Se vive una violencia de Estado disfrazada de delincuencia, en la que se asesina a simpatizantes y militantes del movimiento social aparentando un asalto o una venganza. Recordemos que 2013 fue el año con más ataques mortales  y procesos de criminalización en contra de luchadores sociales. La esperanza vaga de que el nuevo gobernador haga justicia se diluye sólo de pensar en que los procesos judiciales se eternicen.  Es claro que depende del gobierno federal que varios casos de los presos políticos se resuelvan

Existe una violencia de género que permite la impunidad en los feminicídios y que las autoridades hagan oídos sordos a la petición de alerta por violencia de género.

También está la violencia estructural en la que nacimos y crecimos, que no permite la satisfacción de las necesidades. Cuando la gente tiene que migrar por razones económicas, porque no tiene una opción de desarrollo y mejoramiento de sus condiciones de vida, estamos ante esa violencia estructural que -leído desde otro punto de vista- son violaciones a los derechos humanos a la salud, la educación, a un trabajo digno y bien remunerado, al progreso y desarrollo, a su cultura. Si no hay opciones, no hay derechos humanos. Si la única opción es sembrar droga o ser sicario, no hay derechos humanos.

Por eso en Guerrero, las cosas siguen igual que antes de la masacre de Iguala y la desaparición de 43 normalistas.

Hoy estamos ante el temor de que aparezcan sus cuerpos. ¿Es una posibilidad real? Sí.

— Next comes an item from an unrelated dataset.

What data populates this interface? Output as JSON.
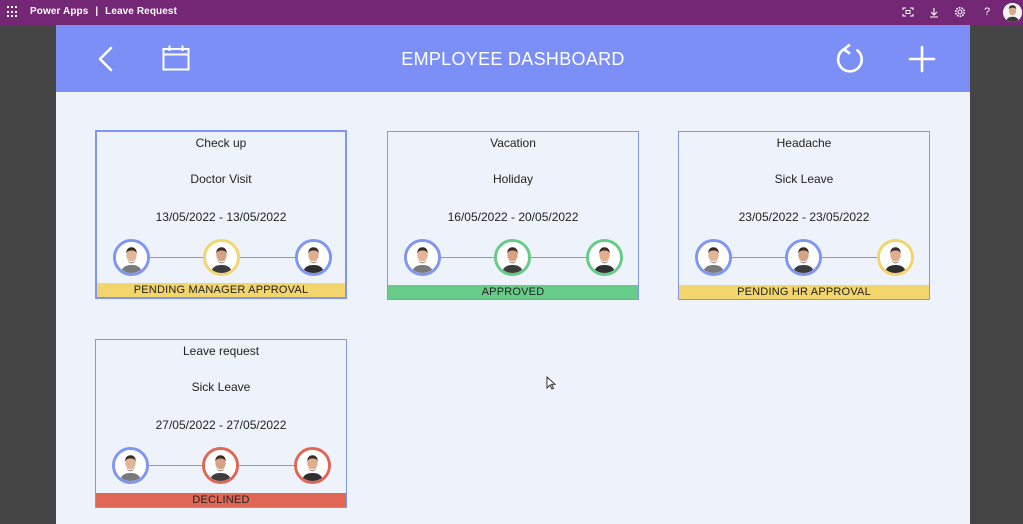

La intención del gobierno de criminalizarlos diciendo que eran del cartel de Los Rojos, que fue una confusión, que es delito movilizarse, sólo son maniobras para lavarse la cara ante la opinión pública internacional; el gobierno quiere hacerse víctima cuando es ejecutor directo y cómplice por omisión.

Pero no serán los padres, madres y sus familiares ni los normalistas sobrevivientes quienes hablen de ellos en pasado ni como si estuvieran muertos.

No seremos nosotros, los que nos solidarizamos y luchamos porque aparezcan los 43, quienes dejemos de hablar de ellos en presente y con vida. Retomamos sus nombres, sus fotos y estaremos con los familiares y normalistas. No dejaremos la exigencia de su presentación con vida. Porque nos faltan 43 la vida no es igual en Guerrero desde hace un mes.